Having been to see the exhibition at Gagosian in Grosvenor Hill, it was only natural to look for the self-portraits in the two exhibitions at Tate Modern on Dorothea Tanning and Pierre Bonnard.
The one that grabs you most across the two exhibitions is Dorothea Tanning’s image from 1944 of a small lone woman surrounded by a huge expansive natural American landscape, a very evocative and moving work.
One of the first paintings you see in the Bonnard exhibition is ‘Man and Woman’ with presumably the young naked images of Bonnard himself and his lover. The self-portraits later in the exhibition show a man who has aged and, rather perplexingly, does not have the same panache as his other paintings of the same time. What was he trying to tell us with his self-painting? Were there two sides to Bonnard – the public and the private?

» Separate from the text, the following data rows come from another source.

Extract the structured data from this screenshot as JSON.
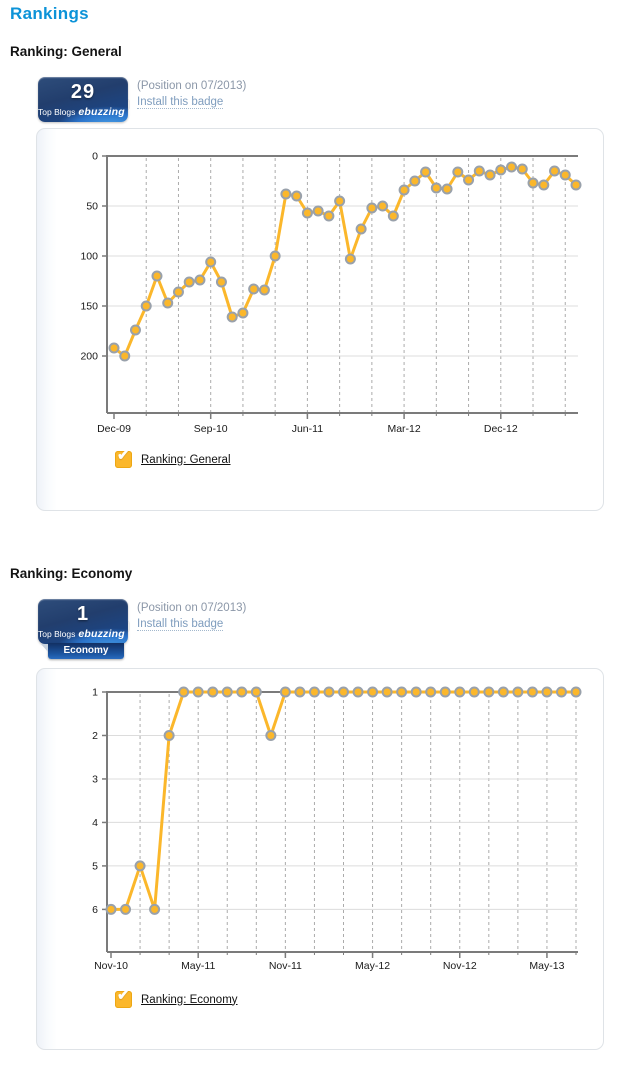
{
  "page": {
    "title": "Rankings"
  },
  "colors": {
    "title_blue": "#0c93d8",
    "line_orange": "#fbb72b",
    "marker_border": "#99a1ab",
    "axis_gray": "#7b7b7b",
    "grid_gray": "#dcdcdc",
    "dash_gray": "#ababab",
    "muted_text": "#8b97a8",
    "link_blue": "#7f9dbe",
    "badge_blue_dark": "#223e6d",
    "badge_blue_bright": "#2b74cb"
  },
  "sections": [
    {
      "heading": "Ranking: General",
      "badge": {
        "value": "29",
        "brand_prefix": "Top Blogs",
        "brand_name": "ebuzzing",
        "tab": null
      },
      "position_note": "(Position on 07/2013)",
      "install_link": "Install this badge"
    },
    {
      "heading": "Ranking: Economy",
      "badge": {
        "value": "1",
        "brand_prefix": "Top Blogs",
        "brand_name": "ebuzzing",
        "tab": "Economy"
      },
      "position_note": "(Position on 07/2013)",
      "install_link": "Install this badge"
    }
  ],
  "chart_data": [
    {
      "type": "line",
      "title": "Ranking: General",
      "legend": "Ranking: General",
      "y_axis_inverted": true,
      "x": [
        "Dec-09",
        "Jan-10",
        "Feb-10",
        "Mar-10",
        "Apr-10",
        "May-10",
        "Jun-10",
        "Jul-10",
        "Aug-10",
        "Sep-10",
        "Oct-10",
        "Nov-10",
        "Dec-10",
        "Jan-11",
        "Feb-11",
        "Mar-11",
        "Apr-11",
        "May-11",
        "Jun-11",
        "Jul-11",
        "Aug-11",
        "Sep-11",
        "Oct-11",
        "Nov-11",
        "Dec-11",
        "Jan-12",
        "Feb-12",
        "Mar-12",
        "Apr-12",
        "May-12",
        "Jun-12",
        "Jul-12",
        "Aug-12",
        "Sep-12",
        "Oct-12",
        "Nov-12",
        "Dec-12",
        "Jan-13",
        "Feb-13",
        "Mar-13",
        "Apr-13",
        "May-13",
        "Jun-13",
        "Jul-13"
      ],
      "values": [
        192,
        200,
        174,
        150,
        120,
        147,
        136,
        126,
        124,
        106,
        126,
        161,
        157,
        133,
        134,
        100,
        38,
        40,
        57,
        55,
        60,
        45,
        103,
        73,
        52,
        50,
        60,
        34,
        25,
        16,
        32,
        33,
        16,
        24,
        15,
        19,
        14,
        11,
        13,
        27,
        29,
        15,
        19,
        29
      ],
      "x_tick_labels": [
        "Dec-09",
        "Sep-10",
        "Jun-11",
        "Mar-12",
        "Dec-12"
      ],
      "x_tick_indices": [
        0,
        9,
        18,
        27,
        36
      ],
      "y_ticks": [
        0,
        50,
        100,
        150,
        200
      ],
      "y_top_value": 0,
      "y_bottom_value": 257,
      "dash_start": 3,
      "dash_step": 3,
      "line_color": "#fbb72b",
      "marker_border": "#99a1ab",
      "grid": "on",
      "legend_position": "bottom-left"
    },
    {
      "type": "line",
      "title": "Ranking: Economy",
      "legend": "Ranking: Economy",
      "y_axis_inverted": true,
      "x": [
        "Nov-10",
        "Dec-10",
        "Jan-11",
        "Feb-11",
        "Mar-11",
        "Apr-11",
        "May-11",
        "Jun-11",
        "Jul-11",
        "Aug-11",
        "Sep-11",
        "Oct-11",
        "Nov-11",
        "Dec-11",
        "Jan-12",
        "Feb-12",
        "Mar-12",
        "Apr-12",
        "May-12",
        "Jun-12",
        "Jul-12",
        "Aug-12",
        "Sep-12",
        "Oct-12",
        "Nov-12",
        "Dec-12",
        "Jan-13",
        "Feb-13",
        "Mar-13",
        "Apr-13",
        "May-13",
        "Jun-13",
        "Jul-13"
      ],
      "values": [
        6,
        6,
        5,
        6,
        2,
        1,
        1,
        1,
        1,
        1,
        1,
        2,
        1,
        1,
        1,
        1,
        1,
        1,
        1,
        1,
        1,
        1,
        1,
        1,
        1,
        1,
        1,
        1,
        1,
        1,
        1,
        1,
        1
      ],
      "x_tick_labels": [
        "Nov-10",
        "May-11",
        "Nov-11",
        "May-12",
        "Nov-12",
        "May-13"
      ],
      "x_tick_indices": [
        0,
        6,
        12,
        18,
        24,
        30
      ],
      "y_ticks": [
        1,
        2,
        3,
        4,
        5,
        6
      ],
      "y_top_value": 1,
      "y_bottom_value": 6.98,
      "dash_start": 2,
      "dash_step": 2,
      "line_color": "#fbb72b",
      "marker_border": "#99a1ab",
      "grid": "on",
      "legend_position": "bottom-left"
    }
  ],
  "chart_style": {
    "axis": "#7b7b7b",
    "grid": "#dcdcdc",
    "dash": "#ababab"
  }
}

A Surrealist painter, Tanning (1910 – 2012) was an artist of many talents. Her early paintings draw the viewer into mystical imaginary worlds, often incorporating doors leading the viewer to other doors, and becomes more energetic and abstract later on, while she also wrote poetry and moved into stuffed surreal figures which, in the Hotel du Pavot – Chambre 202, become sinister figures bursting out of the wall or escaping from the fireplace….very spooky… She also designed the stage sets and costumes for four of George Blanchine’s ballets.
Pierre Bonnard (1867-1947) is a previous generation to Tanning. The work on show in ‘The Colour of Memory’ is a very personal selection focussed on his life, his lover Marthe de Meligny, their homes and the places they visited, including photographs of Bonnard in his studio by Henri Cartier-Bresson – more portraits.